Still, ASCO opened the possibility that PARPi monotherapy may be used in patients with a BRCA mutation, no prior PARPi use, platinum-sensitive disease, and advanced lines of therapy.

In late September, ASCO published rapid guideline update on PARP inhibitors in ovarian cancer.

The latest revision came after PARPi manufacturers voluntarily canceled indications for recurrent ovarian cancer patients one after another.

In June, Clovis Oncology withdrew Rubraca (rucaparib)’s indication as third-line or higher therapy for ovarian cancer. In August, AstraZeneca nixed Lynparza (Olaparib)’s indication as fourth-line or higher treatment for ovarian cancer.

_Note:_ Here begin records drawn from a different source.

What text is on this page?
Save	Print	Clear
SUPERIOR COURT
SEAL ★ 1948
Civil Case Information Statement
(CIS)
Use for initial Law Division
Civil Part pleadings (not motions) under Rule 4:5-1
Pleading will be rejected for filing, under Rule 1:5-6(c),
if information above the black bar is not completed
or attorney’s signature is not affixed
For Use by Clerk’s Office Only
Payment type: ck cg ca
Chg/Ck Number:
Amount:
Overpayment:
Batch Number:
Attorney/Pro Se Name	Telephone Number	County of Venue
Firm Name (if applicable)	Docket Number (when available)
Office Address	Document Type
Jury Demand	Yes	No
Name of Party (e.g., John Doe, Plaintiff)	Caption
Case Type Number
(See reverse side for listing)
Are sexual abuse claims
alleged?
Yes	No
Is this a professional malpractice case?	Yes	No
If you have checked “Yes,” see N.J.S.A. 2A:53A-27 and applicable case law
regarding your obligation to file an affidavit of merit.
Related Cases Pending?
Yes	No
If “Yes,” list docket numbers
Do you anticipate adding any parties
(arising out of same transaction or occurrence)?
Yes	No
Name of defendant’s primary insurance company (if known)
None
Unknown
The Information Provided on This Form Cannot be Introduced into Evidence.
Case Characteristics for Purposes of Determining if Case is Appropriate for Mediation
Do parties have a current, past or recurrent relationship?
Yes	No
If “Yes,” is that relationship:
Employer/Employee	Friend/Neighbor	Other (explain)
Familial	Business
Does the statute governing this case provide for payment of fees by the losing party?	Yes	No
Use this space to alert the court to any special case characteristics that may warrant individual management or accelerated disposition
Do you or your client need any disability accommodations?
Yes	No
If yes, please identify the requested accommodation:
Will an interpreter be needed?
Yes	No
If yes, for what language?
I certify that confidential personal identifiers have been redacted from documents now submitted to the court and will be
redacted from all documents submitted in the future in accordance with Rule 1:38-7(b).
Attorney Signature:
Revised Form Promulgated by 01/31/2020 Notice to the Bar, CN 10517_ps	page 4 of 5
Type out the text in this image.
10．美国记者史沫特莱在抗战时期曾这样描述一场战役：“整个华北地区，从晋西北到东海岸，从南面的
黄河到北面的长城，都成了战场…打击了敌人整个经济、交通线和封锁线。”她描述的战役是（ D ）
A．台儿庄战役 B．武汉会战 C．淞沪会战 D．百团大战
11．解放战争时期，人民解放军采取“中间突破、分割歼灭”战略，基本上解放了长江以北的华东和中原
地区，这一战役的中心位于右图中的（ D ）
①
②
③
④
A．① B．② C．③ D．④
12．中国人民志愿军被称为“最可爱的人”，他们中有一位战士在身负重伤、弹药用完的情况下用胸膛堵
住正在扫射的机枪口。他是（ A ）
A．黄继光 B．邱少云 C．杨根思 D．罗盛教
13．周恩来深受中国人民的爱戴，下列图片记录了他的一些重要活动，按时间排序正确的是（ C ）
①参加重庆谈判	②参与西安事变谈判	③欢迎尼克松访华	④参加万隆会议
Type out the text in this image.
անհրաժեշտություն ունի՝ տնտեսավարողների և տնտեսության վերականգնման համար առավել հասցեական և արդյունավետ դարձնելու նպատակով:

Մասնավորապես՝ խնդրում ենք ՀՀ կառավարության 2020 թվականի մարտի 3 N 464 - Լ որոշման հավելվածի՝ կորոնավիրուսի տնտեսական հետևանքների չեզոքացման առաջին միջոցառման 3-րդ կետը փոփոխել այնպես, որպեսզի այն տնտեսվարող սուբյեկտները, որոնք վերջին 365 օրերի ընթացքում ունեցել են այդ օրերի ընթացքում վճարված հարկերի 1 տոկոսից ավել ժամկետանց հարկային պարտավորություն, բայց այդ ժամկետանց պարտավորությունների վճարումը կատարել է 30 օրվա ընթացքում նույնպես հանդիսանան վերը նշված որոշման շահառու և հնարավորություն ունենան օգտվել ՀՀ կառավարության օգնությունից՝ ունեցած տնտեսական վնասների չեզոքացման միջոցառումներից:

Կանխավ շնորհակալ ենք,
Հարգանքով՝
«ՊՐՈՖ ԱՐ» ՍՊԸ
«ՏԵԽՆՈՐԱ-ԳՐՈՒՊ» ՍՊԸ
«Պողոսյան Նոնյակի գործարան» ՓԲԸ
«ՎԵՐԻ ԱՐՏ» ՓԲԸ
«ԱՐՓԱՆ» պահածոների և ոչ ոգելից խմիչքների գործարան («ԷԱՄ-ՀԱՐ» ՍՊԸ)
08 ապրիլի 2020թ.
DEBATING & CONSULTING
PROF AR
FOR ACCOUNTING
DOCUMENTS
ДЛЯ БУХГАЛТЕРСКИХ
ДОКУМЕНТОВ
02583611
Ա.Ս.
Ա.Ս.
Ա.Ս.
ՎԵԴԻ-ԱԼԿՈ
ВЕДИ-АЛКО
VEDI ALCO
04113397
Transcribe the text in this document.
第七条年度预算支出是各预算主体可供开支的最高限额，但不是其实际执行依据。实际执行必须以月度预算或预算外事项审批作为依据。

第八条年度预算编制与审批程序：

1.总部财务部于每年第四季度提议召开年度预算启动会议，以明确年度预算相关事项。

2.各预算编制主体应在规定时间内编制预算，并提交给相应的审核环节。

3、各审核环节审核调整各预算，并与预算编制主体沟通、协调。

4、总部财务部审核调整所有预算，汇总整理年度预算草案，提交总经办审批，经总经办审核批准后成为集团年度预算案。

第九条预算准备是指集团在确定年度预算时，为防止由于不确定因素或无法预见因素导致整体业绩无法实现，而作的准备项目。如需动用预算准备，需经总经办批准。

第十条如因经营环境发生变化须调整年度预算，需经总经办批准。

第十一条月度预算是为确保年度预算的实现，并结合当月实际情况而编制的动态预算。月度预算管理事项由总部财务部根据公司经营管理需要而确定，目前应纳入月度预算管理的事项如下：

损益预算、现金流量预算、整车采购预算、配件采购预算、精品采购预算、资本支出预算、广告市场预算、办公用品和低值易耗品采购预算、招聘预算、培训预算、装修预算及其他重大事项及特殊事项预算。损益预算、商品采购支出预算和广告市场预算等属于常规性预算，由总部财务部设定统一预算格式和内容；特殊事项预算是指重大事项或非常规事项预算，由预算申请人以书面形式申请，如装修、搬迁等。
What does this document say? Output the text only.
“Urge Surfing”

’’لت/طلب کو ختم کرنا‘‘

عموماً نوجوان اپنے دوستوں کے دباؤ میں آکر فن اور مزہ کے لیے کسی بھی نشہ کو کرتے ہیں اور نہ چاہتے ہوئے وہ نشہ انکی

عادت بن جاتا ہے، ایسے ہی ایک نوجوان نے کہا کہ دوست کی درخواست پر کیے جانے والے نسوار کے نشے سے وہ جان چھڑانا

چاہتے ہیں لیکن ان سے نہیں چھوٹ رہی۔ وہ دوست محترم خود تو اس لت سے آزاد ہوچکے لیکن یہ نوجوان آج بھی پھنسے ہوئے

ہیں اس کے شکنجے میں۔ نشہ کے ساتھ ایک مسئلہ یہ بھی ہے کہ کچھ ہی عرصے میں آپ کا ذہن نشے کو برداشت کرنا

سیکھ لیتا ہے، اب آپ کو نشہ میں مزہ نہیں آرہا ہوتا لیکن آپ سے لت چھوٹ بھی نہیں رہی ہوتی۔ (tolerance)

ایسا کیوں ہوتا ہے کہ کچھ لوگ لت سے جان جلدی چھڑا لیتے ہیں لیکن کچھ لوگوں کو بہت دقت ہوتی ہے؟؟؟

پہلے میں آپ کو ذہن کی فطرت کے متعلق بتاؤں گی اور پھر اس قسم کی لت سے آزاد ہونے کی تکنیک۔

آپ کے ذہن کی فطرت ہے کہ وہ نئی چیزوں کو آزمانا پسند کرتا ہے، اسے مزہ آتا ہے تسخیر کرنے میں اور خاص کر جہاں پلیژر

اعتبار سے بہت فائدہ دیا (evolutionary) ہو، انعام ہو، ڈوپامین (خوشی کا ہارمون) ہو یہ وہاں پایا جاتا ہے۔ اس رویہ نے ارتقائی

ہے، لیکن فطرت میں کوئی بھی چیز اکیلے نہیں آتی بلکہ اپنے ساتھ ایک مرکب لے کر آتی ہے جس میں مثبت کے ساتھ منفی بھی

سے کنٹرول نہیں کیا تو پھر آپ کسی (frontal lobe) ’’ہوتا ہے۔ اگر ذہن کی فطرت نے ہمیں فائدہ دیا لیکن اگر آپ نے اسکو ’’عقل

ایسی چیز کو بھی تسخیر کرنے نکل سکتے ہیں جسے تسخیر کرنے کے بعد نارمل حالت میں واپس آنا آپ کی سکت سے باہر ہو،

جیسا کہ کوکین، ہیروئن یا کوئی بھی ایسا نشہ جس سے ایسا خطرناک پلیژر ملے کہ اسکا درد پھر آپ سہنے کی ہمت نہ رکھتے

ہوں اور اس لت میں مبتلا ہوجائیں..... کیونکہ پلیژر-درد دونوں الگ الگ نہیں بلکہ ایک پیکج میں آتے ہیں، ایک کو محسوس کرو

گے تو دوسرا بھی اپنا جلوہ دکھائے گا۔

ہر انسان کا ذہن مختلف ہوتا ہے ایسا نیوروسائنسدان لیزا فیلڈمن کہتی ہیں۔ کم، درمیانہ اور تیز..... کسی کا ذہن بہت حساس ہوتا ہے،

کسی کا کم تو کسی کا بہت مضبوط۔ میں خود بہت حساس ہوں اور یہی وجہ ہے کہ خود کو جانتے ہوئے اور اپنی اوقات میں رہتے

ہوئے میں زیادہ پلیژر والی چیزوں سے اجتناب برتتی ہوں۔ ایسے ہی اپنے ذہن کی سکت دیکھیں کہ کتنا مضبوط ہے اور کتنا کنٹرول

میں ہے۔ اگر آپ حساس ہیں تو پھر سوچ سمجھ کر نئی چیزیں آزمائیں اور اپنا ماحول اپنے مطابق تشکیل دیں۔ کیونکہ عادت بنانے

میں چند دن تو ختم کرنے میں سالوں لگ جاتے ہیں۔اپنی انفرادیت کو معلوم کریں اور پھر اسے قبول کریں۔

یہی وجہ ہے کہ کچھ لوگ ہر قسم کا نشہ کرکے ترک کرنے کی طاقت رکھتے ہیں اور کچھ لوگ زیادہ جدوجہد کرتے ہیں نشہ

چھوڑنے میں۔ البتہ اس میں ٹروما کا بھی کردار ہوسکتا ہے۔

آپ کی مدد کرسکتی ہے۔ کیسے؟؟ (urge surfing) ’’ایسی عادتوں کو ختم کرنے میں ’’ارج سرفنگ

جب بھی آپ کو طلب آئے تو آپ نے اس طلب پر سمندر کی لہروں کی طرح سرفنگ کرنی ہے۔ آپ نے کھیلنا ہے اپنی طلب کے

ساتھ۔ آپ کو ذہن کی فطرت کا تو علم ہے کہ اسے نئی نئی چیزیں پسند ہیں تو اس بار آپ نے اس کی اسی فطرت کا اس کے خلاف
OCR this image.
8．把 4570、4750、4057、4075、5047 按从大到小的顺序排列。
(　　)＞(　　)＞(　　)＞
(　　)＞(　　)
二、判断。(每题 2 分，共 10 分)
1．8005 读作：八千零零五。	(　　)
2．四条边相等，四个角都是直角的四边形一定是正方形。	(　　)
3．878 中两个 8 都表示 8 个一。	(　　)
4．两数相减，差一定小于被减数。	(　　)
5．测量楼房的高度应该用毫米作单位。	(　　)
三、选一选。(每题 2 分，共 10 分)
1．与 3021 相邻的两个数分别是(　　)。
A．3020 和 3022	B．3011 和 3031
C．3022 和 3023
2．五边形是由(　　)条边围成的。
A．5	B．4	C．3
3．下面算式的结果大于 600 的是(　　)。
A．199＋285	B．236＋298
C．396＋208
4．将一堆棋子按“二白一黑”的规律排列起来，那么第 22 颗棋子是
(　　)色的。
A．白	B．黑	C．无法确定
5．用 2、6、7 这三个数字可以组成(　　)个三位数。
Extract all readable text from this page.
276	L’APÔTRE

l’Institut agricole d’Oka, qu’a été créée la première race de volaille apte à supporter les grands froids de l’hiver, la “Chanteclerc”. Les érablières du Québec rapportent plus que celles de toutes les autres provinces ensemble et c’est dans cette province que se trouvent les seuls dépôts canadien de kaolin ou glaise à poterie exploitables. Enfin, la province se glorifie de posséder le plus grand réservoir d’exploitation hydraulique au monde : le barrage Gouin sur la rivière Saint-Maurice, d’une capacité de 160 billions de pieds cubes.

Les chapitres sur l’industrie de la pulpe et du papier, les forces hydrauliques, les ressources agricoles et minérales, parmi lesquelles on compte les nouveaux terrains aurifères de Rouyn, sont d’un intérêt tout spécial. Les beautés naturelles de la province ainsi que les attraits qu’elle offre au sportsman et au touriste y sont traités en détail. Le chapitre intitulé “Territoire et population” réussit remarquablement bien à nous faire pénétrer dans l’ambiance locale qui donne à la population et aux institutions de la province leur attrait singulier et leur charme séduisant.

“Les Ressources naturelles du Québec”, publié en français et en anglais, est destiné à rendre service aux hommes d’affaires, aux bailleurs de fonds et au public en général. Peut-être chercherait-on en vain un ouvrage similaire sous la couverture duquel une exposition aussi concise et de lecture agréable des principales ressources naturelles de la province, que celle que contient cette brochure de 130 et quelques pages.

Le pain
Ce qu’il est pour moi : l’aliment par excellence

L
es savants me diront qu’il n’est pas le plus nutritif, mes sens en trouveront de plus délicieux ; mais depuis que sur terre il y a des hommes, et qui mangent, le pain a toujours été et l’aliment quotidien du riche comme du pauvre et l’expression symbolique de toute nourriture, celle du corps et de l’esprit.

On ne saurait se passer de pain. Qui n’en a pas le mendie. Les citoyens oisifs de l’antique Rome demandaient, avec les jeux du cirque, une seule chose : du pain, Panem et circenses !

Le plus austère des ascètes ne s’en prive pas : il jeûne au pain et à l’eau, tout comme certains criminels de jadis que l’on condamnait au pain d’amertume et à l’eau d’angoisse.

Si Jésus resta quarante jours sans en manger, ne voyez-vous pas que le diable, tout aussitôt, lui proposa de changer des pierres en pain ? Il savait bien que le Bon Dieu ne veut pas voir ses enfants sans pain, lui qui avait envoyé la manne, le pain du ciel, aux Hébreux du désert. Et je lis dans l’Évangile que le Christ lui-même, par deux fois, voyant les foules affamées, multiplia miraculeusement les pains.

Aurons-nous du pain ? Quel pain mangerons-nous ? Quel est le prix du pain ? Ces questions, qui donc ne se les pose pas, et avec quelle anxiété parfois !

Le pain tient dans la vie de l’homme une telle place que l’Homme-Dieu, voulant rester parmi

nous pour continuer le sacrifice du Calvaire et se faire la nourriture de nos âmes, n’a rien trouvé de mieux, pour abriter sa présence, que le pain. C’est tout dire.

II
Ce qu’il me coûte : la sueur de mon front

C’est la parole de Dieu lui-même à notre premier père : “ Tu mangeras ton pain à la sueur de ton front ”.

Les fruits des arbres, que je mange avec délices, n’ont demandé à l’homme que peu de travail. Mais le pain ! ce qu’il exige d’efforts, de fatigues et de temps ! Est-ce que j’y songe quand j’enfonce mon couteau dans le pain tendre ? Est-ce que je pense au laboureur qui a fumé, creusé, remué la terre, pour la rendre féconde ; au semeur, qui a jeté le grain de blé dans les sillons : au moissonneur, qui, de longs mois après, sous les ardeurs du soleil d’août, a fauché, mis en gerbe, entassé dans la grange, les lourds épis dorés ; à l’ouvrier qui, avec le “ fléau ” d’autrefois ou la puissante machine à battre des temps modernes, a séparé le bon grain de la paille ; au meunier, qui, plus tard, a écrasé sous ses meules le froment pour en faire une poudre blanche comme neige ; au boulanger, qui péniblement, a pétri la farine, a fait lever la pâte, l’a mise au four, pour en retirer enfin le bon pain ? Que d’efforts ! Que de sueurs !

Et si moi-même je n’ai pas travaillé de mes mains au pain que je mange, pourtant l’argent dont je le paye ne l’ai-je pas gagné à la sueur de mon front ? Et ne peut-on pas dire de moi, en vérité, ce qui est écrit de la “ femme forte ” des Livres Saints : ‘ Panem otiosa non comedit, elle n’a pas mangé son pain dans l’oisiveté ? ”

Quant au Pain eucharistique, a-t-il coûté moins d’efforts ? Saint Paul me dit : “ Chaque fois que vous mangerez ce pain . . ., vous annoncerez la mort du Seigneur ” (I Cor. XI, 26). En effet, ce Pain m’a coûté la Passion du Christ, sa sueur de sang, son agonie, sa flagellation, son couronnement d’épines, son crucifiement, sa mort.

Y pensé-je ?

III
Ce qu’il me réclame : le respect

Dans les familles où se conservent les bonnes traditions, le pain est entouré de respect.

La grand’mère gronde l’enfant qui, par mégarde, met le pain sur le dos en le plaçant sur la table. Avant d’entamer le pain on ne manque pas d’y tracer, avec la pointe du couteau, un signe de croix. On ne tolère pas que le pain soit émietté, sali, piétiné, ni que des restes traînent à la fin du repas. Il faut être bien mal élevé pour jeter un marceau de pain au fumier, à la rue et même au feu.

Both of the two drugs showed a potential adverse trend in overall survival data in the results of recent phase-3 clinical trials that tested them as third-line or higher therapy to treat BRCA-mutated advanced ovarian cancer.

On Sept. 14, GSK also voluntarily withdrew Zejula (niraparib)’s indication of fourth-line or higher therapy.

Accordingly, ASCO renewed the guidance on PARPi use, previously published in 2020.

However, ASCO still recommends PARPi maintenance after platinum-based chemotherapy in newly diagnosed patients and those with first relapse.

Regarding the ASCO’s latest guidance, Professor Kim Jae-weon of Obstetrics and Gynecology at the Seoul National University Hospital said withdrawal of PARP inhibitors’ certain indications in the U.S. should not be exaggerated.

According to Kim, treatment of epithelial ovarian cancer is different depending on the situation of the patient, such as maintenance therapy after primary treatment, maintenance therapy in platinum-sensitive recurrent ovarian cancer, and palliative treatment for those with multiple recurrences and BRCA mutation.

“For this reason, it is necessary to interpret the data according to each situation and apply it to clinical practice,” he said.

The latest ASCO guidance limits PARPi monotherapy only as palliative treatment in those with multiple recurrences and doctors should not suspect PARPi therapies’ effectiveness as maintenance therapy in prior stages, Kim added.

In Korea, Zejula is the only PARP inhibitor that can be used as monotherapy to treat patients with BRCA mutation who have received third-line or higher chemotherapy (regardless of platinum sensitivity) or patients with platinum-sensitive homologous recombination deficiency (HRD) positive recurrent ovarian cancer (including adult patients with fallopian tubes or primary peritoneal cancer).

Regarding the FDA’s withdrawal of PARP inhibitors’ indications, the Ministry of Food and Drug Safety said it was reviewing changing the approval conditions for domestic items.

While the ministry said it would discuss with a pharmaceutical company to take necessary measures, Takeda, the owner of Zejula sales rights in Korea, has yet to decide what to do about it.

“We haven’t made any decision regarding the withdrawal of Zejula’s fourth-line treatment indication in Korea,” an official at Takeda said.